Choosing a material is the first design decision of any housewares program, and it is the one that most affects how a piece looks, ages and prices. Because we work across forging, casting, machining, wood turning and finishing, we are rarely limited to a single material — we can match the material to the brief rather than the other way around. This guide walks through the ten materials and finishes we work in most, what each is best suited to, and the food-safety facts you should keep in hand when you specify.
The metals
Stainless steel is the workhorse of the tabletop, and for good reason: it is durable, corrosion-resistant and easy to maintain. Our stainless is FDA-compliant, which makes it the natural default for flatware bowls and blades, serveware and any piece in regular contact with food. Specify it where longevity and a clean, contemporary look matter most.
Copper brings warmth and a high-end signature, especially in our hammered, dual-wall cookware with a stainless lining — a construction we have refined over more than two decades of turning copper and stainless steel. Where copper meets food or drink, we either apply a food-safe coating or line it with stainless, so you get copper's looks without the food-safety compromise.
Brass is for warmth and sculpture: cast-brass figures and artware, brass home accents, handles and structural details. It is best as a decorative and accent material and in components rather than primary food-contact surfaces.

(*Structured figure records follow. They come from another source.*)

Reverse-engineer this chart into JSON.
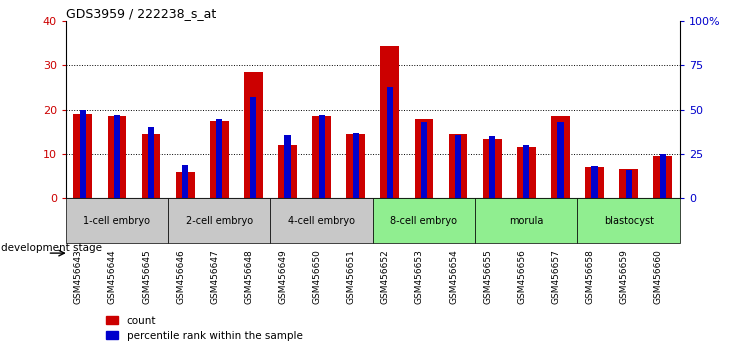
{
  "title": "GDS3959 / 222238_s_at",
  "samples": [
    "GSM456643",
    "GSM456644",
    "GSM456645",
    "GSM456646",
    "GSM456647",
    "GSM456648",
    "GSM456649",
    "GSM456650",
    "GSM456651",
    "GSM456652",
    "GSM456653",
    "GSM456654",
    "GSM456655",
    "GSM456656",
    "GSM456657",
    "GSM456658",
    "GSM456659",
    "GSM456660"
  ],
  "count_values": [
    19.0,
    18.5,
    14.5,
    6.0,
    17.5,
    28.5,
    12.0,
    18.5,
    14.5,
    34.5,
    18.0,
    14.5,
    13.5,
    11.5,
    18.5,
    7.0,
    6.5,
    9.5
  ],
  "percentile_values": [
    50,
    47,
    40,
    19,
    45,
    57,
    36,
    47,
    37,
    63,
    43,
    36,
    35,
    30,
    43,
    18,
    16,
    25
  ],
  "count_color": "#cc0000",
  "percentile_color": "#0000cc",
  "left_ylim": [
    0,
    40
  ],
  "right_ylim": [
    0,
    100
  ],
  "left_yticks": [
    0,
    10,
    20,
    30,
    40
  ],
  "right_yticks": [
    0,
    25,
    50,
    75,
    100
  ],
  "right_yticklabels": [
    "0",
    "25",
    "50",
    "75",
    "100%"
  ],
  "stages": [
    {
      "label": "1-cell embryo",
      "start": 0,
      "end": 3,
      "color": "#c8c8c8"
    },
    {
      "label": "2-cell embryo",
      "start": 3,
      "end": 6,
      "color": "#c8c8c8"
    },
    {
      "label": "4-cell embryo",
      "start": 6,
      "end": 9,
      "color": "#c8c8c8"
    },
    {
      "label": "8-cell embryo",
      "start": 9,
      "end": 12,
      "color": "#90ee90"
    },
    {
      "label": "morula",
      "start": 12,
      "end": 15,
      "color": "#90ee90"
    },
    {
      "label": "blastocyst",
      "start": 15,
      "end": 18,
      "color": "#90ee90"
    }
  ],
  "legend_count": "count",
  "legend_pct": "percentile rank within the sample",
  "dev_stage_label": "development stage",
  "tick_label_color_left": "#cc0000",
  "tick_label_color_right": "#0000cc"
}
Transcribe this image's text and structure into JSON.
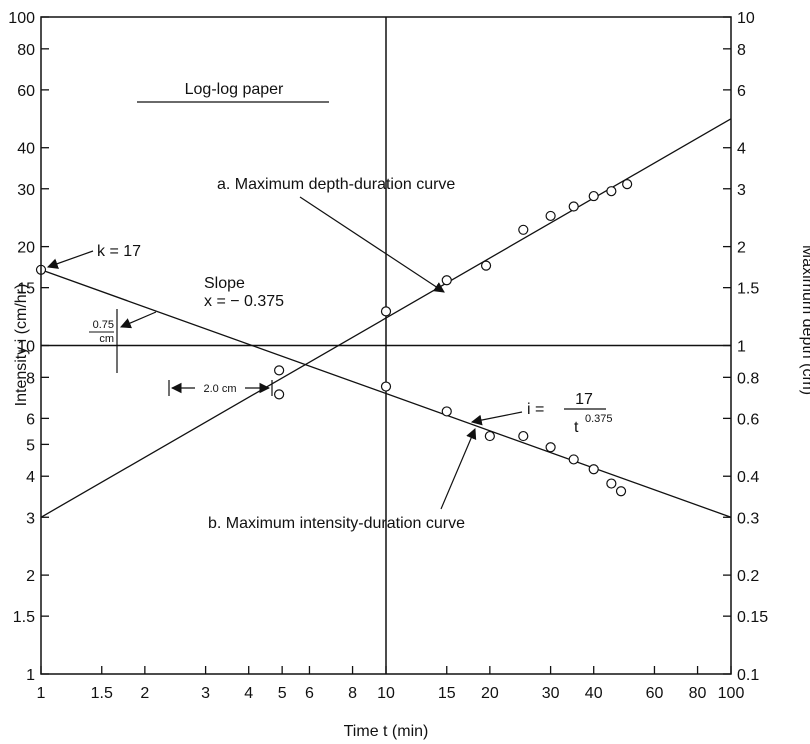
{
  "chart_data": {
    "type": "scatter",
    "x_scale": "log",
    "y_scale": "log",
    "grid": false,
    "xlabel": "Time t (min)",
    "ylabel_left": "Intensity i (cm/hr)",
    "ylabel_right": "Maximum depth (cm)",
    "xlim": [
      1,
      100
    ],
    "ylim_left": [
      1,
      100
    ],
    "ylim_right": [
      0.1,
      10
    ],
    "x_ticks": [
      {
        "v": 1,
        "label": "1"
      },
      {
        "v": 1.5,
        "label": "1.5"
      },
      {
        "v": 2,
        "label": "2"
      },
      {
        "v": 3,
        "label": "3"
      },
      {
        "v": 4,
        "label": "4"
      },
      {
        "v": 5,
        "label": "5"
      },
      {
        "v": 6,
        "label": "6"
      },
      {
        "v": 8,
        "label": "8"
      },
      {
        "v": 10,
        "label": "10"
      },
      {
        "v": 15,
        "label": "15"
      },
      {
        "v": 20,
        "label": "20"
      },
      {
        "v": 30,
        "label": "30"
      },
      {
        "v": 40,
        "label": "40"
      },
      {
        "v": 60,
        "label": "60"
      },
      {
        "v": 80,
        "label": "80"
      },
      {
        "v": 100,
        "label": "100"
      }
    ],
    "y_ticks_left": [
      {
        "v": 1,
        "label": "1"
      },
      {
        "v": 1.5,
        "label": "1.5"
      },
      {
        "v": 2,
        "label": "2"
      },
      {
        "v": 3,
        "label": "3"
      },
      {
        "v": 4,
        "label": "4"
      },
      {
        "v": 5,
        "label": "5"
      },
      {
        "v": 6,
        "label": "6"
      },
      {
        "v": 8,
        "label": "8"
      },
      {
        "v": 10,
        "label": "10"
      },
      {
        "v": 15,
        "label": "15"
      },
      {
        "v": 20,
        "label": "20"
      },
      {
        "v": 30,
        "label": "30"
      },
      {
        "v": 40,
        "label": "40"
      },
      {
        "v": 60,
        "label": "60"
      },
      {
        "v": 80,
        "label": "80"
      },
      {
        "v": 100,
        "label": "100"
      }
    ],
    "y_ticks_right": [
      {
        "v": 0.1,
        "label": "0.1"
      },
      {
        "v": 0.15,
        "label": "0.15"
      },
      {
        "v": 0.2,
        "label": "0.2"
      },
      {
        "v": 0.3,
        "label": "0.3"
      },
      {
        "v": 0.4,
        "label": "0.4"
      },
      {
        "v": 0.6,
        "label": "0.6"
      },
      {
        "v": 0.8,
        "label": "0.8"
      },
      {
        "v": 1,
        "label": "1"
      },
      {
        "v": 1.5,
        "label": "1.5"
      },
      {
        "v": 2,
        "label": "2"
      },
      {
        "v": 3,
        "label": "3"
      },
      {
        "v": 4,
        "label": "4"
      },
      {
        "v": 6,
        "label": "6"
      },
      {
        "v": 8,
        "label": "8"
      },
      {
        "v": 10,
        "label": "10"
      }
    ],
    "reference_lines": {
      "vertical_x": 10,
      "horizontal_y": 10
    },
    "series": [
      {
        "name": "a. Maximum depth-duration curve",
        "axis": "right",
        "line": [
          [
            1,
            0.3
          ],
          [
            100,
            4.9
          ]
        ],
        "points": [
          [
            10,
            1.27
          ],
          [
            15,
            1.58
          ],
          [
            19.5,
            1.75
          ],
          [
            25,
            2.25
          ],
          [
            30,
            2.48
          ],
          [
            35,
            2.65
          ],
          [
            40,
            2.85
          ],
          [
            45,
            2.95
          ],
          [
            50,
            3.1
          ]
        ]
      },
      {
        "name": "b. Maximum intensity-duration curve",
        "axis": "left",
        "line": [
          [
            1,
            17
          ],
          [
            100,
            3
          ]
        ],
        "points": [
          [
            1,
            17
          ],
          [
            4.9,
            8.4
          ],
          [
            4.9,
            7.1
          ],
          [
            10,
            7.5
          ],
          [
            15,
            6.3
          ],
          [
            20,
            5.3
          ],
          [
            25,
            5.3
          ],
          [
            30,
            4.9
          ],
          [
            35,
            4.5
          ],
          [
            40,
            4.2
          ],
          [
            45,
            3.8
          ],
          [
            48,
            3.6
          ]
        ]
      }
    ],
    "annotations": {
      "paper_label": "Log-log paper",
      "k_label": "k = 17",
      "slope_title": "Slope",
      "slope_value": "x = − 0.375",
      "rise_label": "0.75",
      "rise_unit": "cm",
      "run_label": "2.0 cm",
      "eq_lhs": "i =",
      "eq_num": "17",
      "eq_den": "t",
      "eq_exp": "0.375",
      "curve_a_label": "a. Maximum depth-duration curve",
      "curve_b_label": "b. Maximum intensity-duration curve"
    }
  }
}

Cast iron is the choice for heat retention and rugged, long-life cookware. It rewards a program that wants serious performance and a substantial hand-feel, and pairs naturally with our cookware range of skillets, Dutch ovens and saute pans.
The natural materials
Marble (and granite) gives a program weight, coolness and a premium feel — think pour-over stands, utensil holders, pinch bowls and trays. Our rule of thumb on the floor is simple: if it can be carved from marble, it can be developed. Wood brings tactility and craft, turned and carved by hand for handles, scoops and serving pieces, and it is where our FSC sourcing comes into play for programs that need certified material. Both age beautifully when matched to the right use.
The finishes
Finish is where a material gets its final character, and our roots in electroplating give us a deep PVD range. Gold PVD delivers a rich, warm gold that wears far better than traditional plating. Champagne Gold PVD is the softer, more neutral cousin — gold without the heat, ideal for understated premium lines. Black PVD gives a modern matte-to-satin black that pairs strikingly with natural handles. All three are applied because PVD holds up to years of real service rather than dulling after a season. Brushed steel rounds out the set with a clean satin finish for contemporary, minimal programs. Across all of these we can add mechanical and chemical textures, plus laser etching, for logos, patterns and bespoke detail.
How to choose — and how we keep it safe
A practical way to narrow the field: start with the use. Food-contact and high-wear parts point to FDA-compliant stainless, optionally finished in PVD. Statement and decorative pieces open up brass, marble and wood. Performance cookware points to copper or cast iron. Beverage and serveware that needs copper's look gets a food-safe coating or stainless lining. Across the entire range, the same standards apply: FDA-compliant stainless, food-safe copper linings, compliance with California Proposition 65, and an operation run as a SEDEX member with SMETA audits and FSC sourcing behind it. That means whichever material you choose, you can specify it with confidence — and prototype it in your chosen finish before you commit a single SKU.